Project description:The crop seed is a complex organ that may be composed of the diploid embryo, the triploid endosperm and the diploid maternal tissues. According to the genetic features of seed characters, two genetic models for mapping quantitative trait loci (QTLs) of crop seed traits are proposed, with inclusion of maternal effects, embryo or endosperm effects of QTL, environmental effects and QTL-by-environment (QE) interactions. The mapping population can be generated either from double back-cross of immortalized F2 (IF2) to the two parents, from random-cross of IF2 or from selfing of IF2 population. Candidate marker intervals potentially harboring QTLs are first selected through one-dimensional scanning across the whole genome. The selected candidate marker intervals are then included in the model as cofactors to control background genetic effects on the putative QTL(s).

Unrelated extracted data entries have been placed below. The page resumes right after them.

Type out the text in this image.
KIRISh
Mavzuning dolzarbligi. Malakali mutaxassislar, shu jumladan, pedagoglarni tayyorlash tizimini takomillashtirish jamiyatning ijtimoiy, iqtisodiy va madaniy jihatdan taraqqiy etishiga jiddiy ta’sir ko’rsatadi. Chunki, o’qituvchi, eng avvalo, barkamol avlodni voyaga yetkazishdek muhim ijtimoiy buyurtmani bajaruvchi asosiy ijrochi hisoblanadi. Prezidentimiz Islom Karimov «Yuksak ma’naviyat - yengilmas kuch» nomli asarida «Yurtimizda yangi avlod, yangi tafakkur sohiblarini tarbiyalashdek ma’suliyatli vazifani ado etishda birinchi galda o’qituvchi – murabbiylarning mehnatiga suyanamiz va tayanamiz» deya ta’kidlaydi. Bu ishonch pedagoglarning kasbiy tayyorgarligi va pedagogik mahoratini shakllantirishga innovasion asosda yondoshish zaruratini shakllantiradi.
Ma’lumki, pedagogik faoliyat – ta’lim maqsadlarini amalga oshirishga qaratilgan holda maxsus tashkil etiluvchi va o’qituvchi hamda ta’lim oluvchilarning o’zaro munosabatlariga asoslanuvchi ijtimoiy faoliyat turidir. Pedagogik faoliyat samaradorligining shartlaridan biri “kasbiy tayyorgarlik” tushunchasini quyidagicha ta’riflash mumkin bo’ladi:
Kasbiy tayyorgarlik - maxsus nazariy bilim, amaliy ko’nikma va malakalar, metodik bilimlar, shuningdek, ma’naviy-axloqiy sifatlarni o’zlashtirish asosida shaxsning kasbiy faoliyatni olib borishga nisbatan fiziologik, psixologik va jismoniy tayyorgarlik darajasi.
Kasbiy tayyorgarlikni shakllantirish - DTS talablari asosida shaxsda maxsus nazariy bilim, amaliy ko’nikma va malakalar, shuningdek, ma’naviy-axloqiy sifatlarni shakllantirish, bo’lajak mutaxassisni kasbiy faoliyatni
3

Finally, a QTL full model is constructed and model selection is conducted to eliminate false positive QTLs. The genetic main effects of QTLs, QE interaction effects and the corresponding P-values are computed by Markov chain Monte Carlo algorithm for Gaussian mixed linear model via Gibbs sampling. Monte Carlo simulations were performed to investigate the reliability and efficiency of the proposed method. The simulation results showed that the proposed method had higher power to accurately detect simulated QTLs and properly estimated effect of these QTLs. To demonstrate the usefulness, the proposed method was used to identify the QTLs underlying fiber percentage in an upland cotton IF2 population. A computer software, QTLNetwork-Seed, was developed for QTL analysis of seed traits.